Array containing the items to use selection on. The type of item in this list does not matter, e.g. floats, strings etc.

VarianceThreshold Module

class WORC.featureprocessing.VarianceThreshold.VarianceThresholdMean(threshold)[source]

Bases: BaseEstimator, SelectorMixin

Select features based on variance among objects. Similar to VarianceThreshold from sklearn, but does take the mean of the feature into account.

__abstractmethods__ = frozenset({})
__init__(threshold)[source]
__module__ = 'WORC.featureprocessing.VarianceThreshold'
fit(image_features)[source]
transform(inputarray)[source]

Transform the inputarray to select only the features based on the result from the fit function. Parameters ———- inputarray: numpy array, mandatory

Array containing the items to use selection on. The type of item in this list does not matter, e.g. floats, strings etc.

WORC.featureprocessing.VarianceThreshold.selfeat_variance(image_features, labels=None, thresh=0.99, method='nomean')[source]

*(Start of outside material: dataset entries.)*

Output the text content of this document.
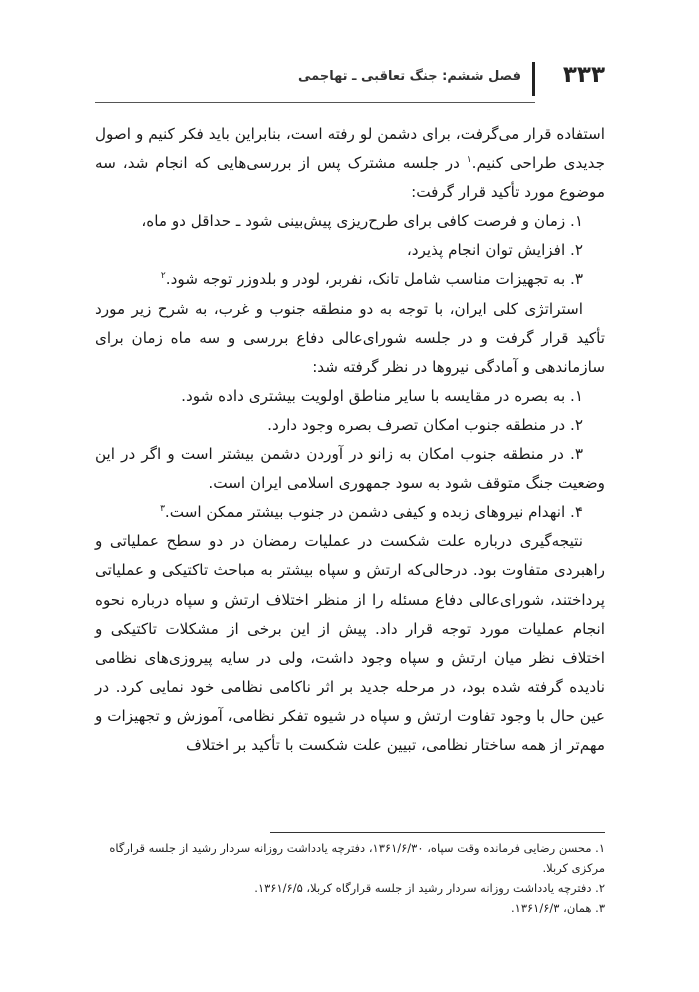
۳۳۳
فصل ششم: جنگ تعاقبی ـ تهاجمی

استفاده قرار می‌گرفت، برای دشمن لو رفته است، بنابراین باید فکر کنیم و اصول جدیدی طراحی کنیم.$^۱$ در جلسه مشترک پس از بررسی‌هایی که انجام شد، سه موضوع مورد تأکید قرار گرفت:

۱. زمان و فرصت کافی برای طرح‌ریزی پیش‌بینی شود ـ حداقل دو ماه،

۲. افزایش توان انجام پذیرد،

۳. به تجهیزات مناسب شامل تانک، نفربر، لودر و بلدوزر توجه شود.$^۲$

استراتژی کلی ایران، با توجه به دو منطقه جنوب و غرب، به شرح زیر مورد تأکید قرار گرفت و در جلسه شورای‌عالی دفاع بررسی و سه ماه زمان برای سازماندهی و آمادگی نیروها در نظر گرفته شد:

۱. به بصره در مقایسه با سایر مناطق اولویت بیشتری داده شود.

۲. در منطقه جنوب امکان تصرف بصره وجود دارد.

۳. در منطقه جنوب امکان به زانو در آوردن دشمن بیشتر است و اگر در این وضعیت جنگ متوقف شود به سود جمهوری اسلامی ایران است.

۴. انهدام نیروهای زبده و کیفی دشمن در جنوب بیشتر ممکن است.$^۳$

نتیجه‌گیری درباره علت شکست در عملیات رمضان در دو سطح عملیاتی و راهبردی متفاوت بود. درحالی‌که ارتش و سپاه بیشتر به مباحث تاکتیکی و عملیاتی پرداختند، شورای‌عالی دفاع مسئله را از منظر اختلاف ارتش و سپاه درباره نحوه انجام عملیات مورد توجه قرار داد. پیش از این برخی از مشکلات تاکتیکی و اختلاف نظر میان ارتش و سپاه وجود داشت، ولی در سایه پیروزی‌های نظامی نادیده گرفته شده بود، در مرحله جدید بر اثر ناکامی نظامی خود نمایی کرد. در عین حال با وجود تفاوت ارتش و سپاه در شیوه تفکر نظامی، آموزش و تجهیزات و مهم‌تر از همه ساختار نظامی، تبیین علت شکست با تأکید بر اختلاف

۱. محسن رضایی فرمانده وقت سپاه، ۱۳۶۱/۶/۳۰، دفترچه یادداشت روزانه سردار رشید از جلسه قرارگاه مرکزی کربلا.

۲. دفترچه یادداشت روزانه سردار رشید از جلسه قرارگاه کربلا، ۱۳۶۱/۶/۵.

۳. همان، ۱۳۶۱/۶/۳.
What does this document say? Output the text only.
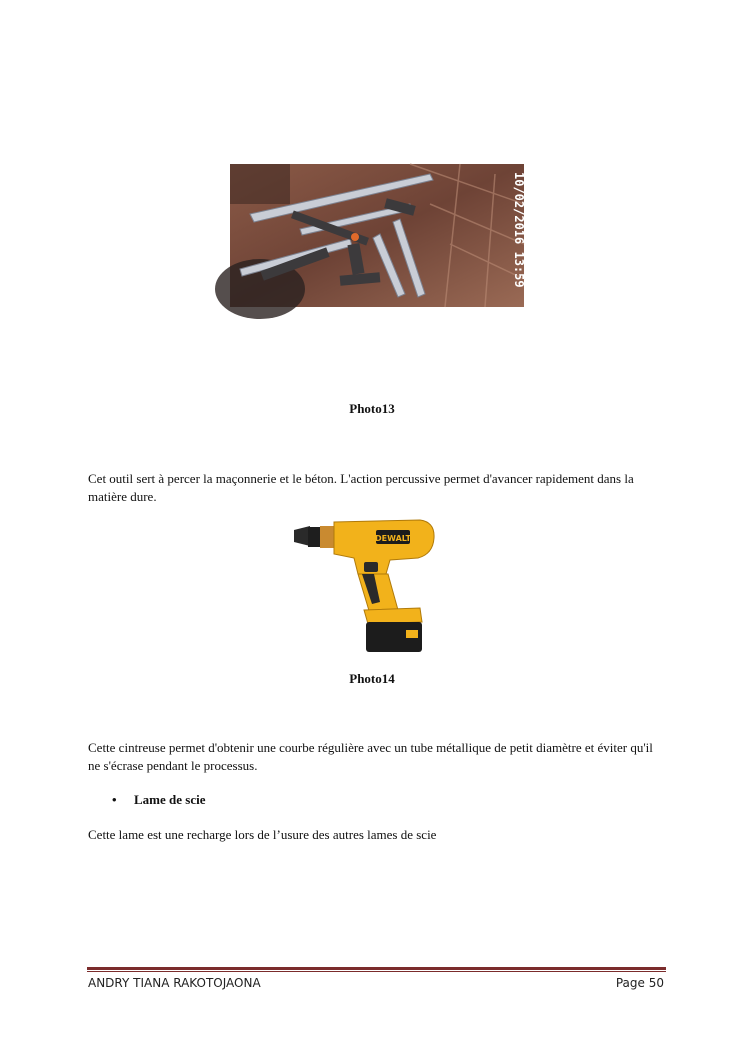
10/02/2016 13:59
Photo13

Cet outil sert à percer la maçonnerie et le béton. L'action percussive permet d'avancer rapidement dans la matière dure.

DEWALT
Photo14

Cette cintreuse permet d'obtenir une courbe régulière avec un tube métallique de petit diamètre et éviter qu'il ne s'écrase pendant le processus.

• Lame de scie

Cette lame est une recharge lors de l’usure des autres lames de scie

ANDRY TIANA RAKOTOJAONA	Page 50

Select features using a variance threshold.

Parameters

image_features: numpy array, mandatory

Array containing the feature values to apply the variance threshold selection on. The rows correspond to the patients, the column to the features.

labels: numpy array, optional

Array containing the labels of the corresponding features. Array should therefore have the same shape as the image_features array.

thresh: float, default 0.99

Threshold to be used as lower boundary for feature variance among patients.

method: string, default nomean.

Method to use for selection. Default: do not use the mean of the features. Other valid option is ‘mean’.

Returns

image_features: numpy array

Transformed features array.

labels: list or None

When labels are given, returns the transformed labels. That object contains a list of all label names kept.

sel: VarianceThreshold object

The fitted variance threshold object.